I still enjoy having a beer every now and then, or a shot of Crown, but I don’t drink like I used to, and I try to concentrate on my show, and try to entertain the people. I’m more in tune with what’s going on now — I’m having more fun now than I was when I was having success, because it’s entertaining to me to entertain the people, to see them have a good time.
"Back then I was young, I was successful, and I wasn’t paying any attention."
That’s what makes it important to me to be out there and still be able to do it, because you look at the obituary, and you see people dying in their 50s and 60s and 70s. And then when I lost my comedian at 43 to colon cancer, I knew, hey, I’ve got a limited time. My friend Ray Price, he’s already gone. There’s a lot of guys that have already passed on before me. We’re not gonna last forever. So let’s go through this world the best we can, and have a fun time as you go.
Do you have any nerves about the upcoming dates?
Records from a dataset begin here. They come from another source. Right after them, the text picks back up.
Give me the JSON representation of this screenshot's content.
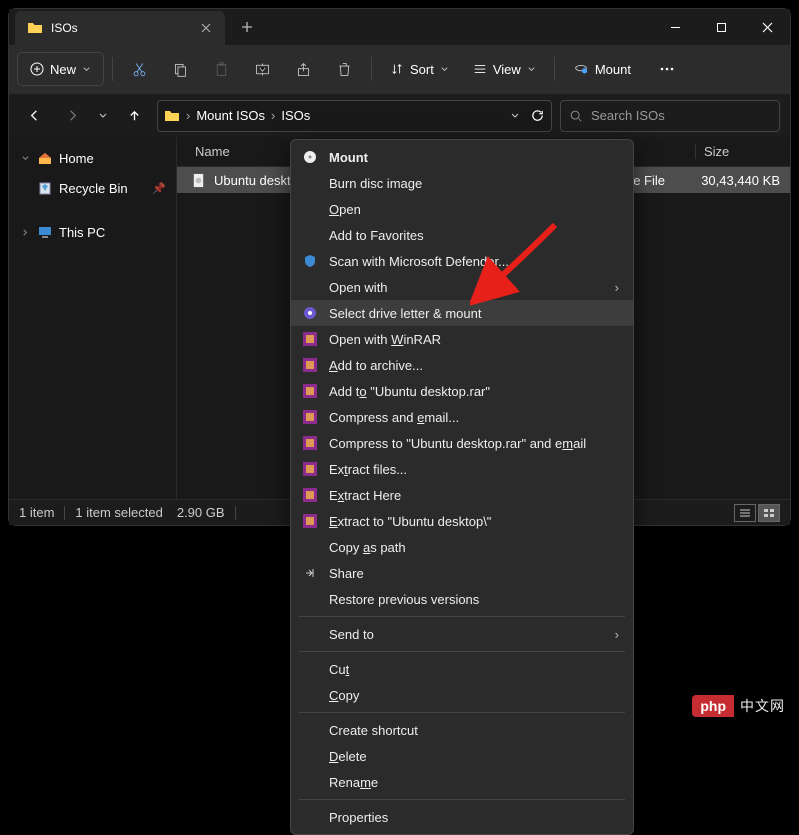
{
  "titlebar": {
    "tab_title": "ISOs"
  },
  "toolbar": {
    "new": "New",
    "sort": "Sort",
    "view": "View",
    "mount": "Mount"
  },
  "nav": {
    "crumb1": "Mount ISOs",
    "crumb2": "ISOs"
  },
  "search": {
    "placeholder": "Search ISOs"
  },
  "sidebar": {
    "home": "Home",
    "recycle": "Recycle Bin",
    "thispc": "This PC"
  },
  "columns": {
    "name": "Name",
    "size": "Size"
  },
  "file": {
    "name": "Ubuntu desktop.",
    "type": "e File",
    "size": "30,43,440 KB"
  },
  "status": {
    "count": "1 item",
    "selected": "1 item selected",
    "size": "2.90 GB"
  },
  "menu": {
    "mount": "Mount",
    "burn": "Burn disc image",
    "open_pre": "",
    "open_u": "O",
    "open_post": "pen",
    "fav": "Add to Favorites",
    "defender": "Scan with Microsoft Defender...",
    "openwith": "Open with",
    "driveletter": "Select drive letter & mount",
    "winrar_pre": "Open with ",
    "winrar_u": "W",
    "winrar_post": "inRAR",
    "archive_pre": "",
    "archive_u": "A",
    "archive_post": "dd to archive...",
    "addto_pre": "Add t",
    "addto_u": "o",
    "addto_post": " \"Ubuntu desktop.rar\"",
    "cemail_pre": "Compress and ",
    "cemail_u": "e",
    "cemail_post": "mail...",
    "cemailto_pre": "Compress to \"Ubuntu desktop.rar\" and e",
    "cemailto_u": "m",
    "cemailto_post": "ail",
    "extfiles_pre": "Ex",
    "extfiles_u": "t",
    "extfiles_post": "ract files...",
    "exthere_pre": "E",
    "exthere_u": "x",
    "exthere_post": "tract Here",
    "extto_pre": "",
    "extto_u": "E",
    "extto_post": "xtract to \"Ubuntu desktop\\\"",
    "copypath_pre": "Copy ",
    "copypath_u": "a",
    "copypath_post": "s path",
    "share": "Share",
    "restore": "Restore previous versions",
    "sendto": "Send to",
    "cut_pre": "Cu",
    "cut_u": "t",
    "cut_post": "",
    "copy_pre": "",
    "copy_u": "C",
    "copy_post": "opy",
    "shortcut": "Create shortcut",
    "delete_pre": "",
    "delete_u": "D",
    "delete_post": "elete",
    "rename_pre": "Rena",
    "rename_u": "m",
    "rename_post": "e",
    "props": "Properties"
  },
  "watermark": {
    "badge": "php",
    "text": "中文网"
  }
}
Touring is a hard enough grind even when you haven’t been through a physical trauma.
Well, I was very, very into aviation for a long time, and after my accident the FAA pulled my medical. I’m not able to fly anymore. But up until then I was able to get in my airplane, I would fly out and meet the bus somewhere, and we’d go from there. Now, if I book a date, I’m on the bus with the guys.
I find it very rewarding to just be on the bus with the guys, and the camaraderie that we have running up and down the road together, and being able to lay back there in the back room and watch TV as we’re driving down the road. It’s just like being at home. So it’s actually a little more relaxing than it was when I was flying myself to different venues.I don’t have to worry about the weather and that sort of thing.
For a long time I didn’t want to tour anymore. That’s the reason I went into the theater business. I’ve done the theater business, I’ve done the club business, I’ve done the restaurant business, and I told some people the other day, “Look, I’m tired of all the business end of it. I just want to be in the singing business.” That’s where I’m at now.
Is there anything else you want to say about the tour, or anything else you’ve got coming up?
I’m very excited about the fact that I’ve got my name on a club in Vegas, at Treasure Island. We have a Gilley’s there, we have a mechanical bull. I have two in Oklahoma; one in Durant, Okla. and one in Pocola, Okla. We have the mechanical bulls there. I have one in Dallas, and we have one fixing to be built outside of Reno.
And then the thing that I’m very excited about is that, on April 19, we’re going to re-issue the Gilley Beer. So I’m still doing some things that I get a kick out of doing. I’m not in it for the money; I’m in it for the fact that it’s enjoyable to get out and do some different things.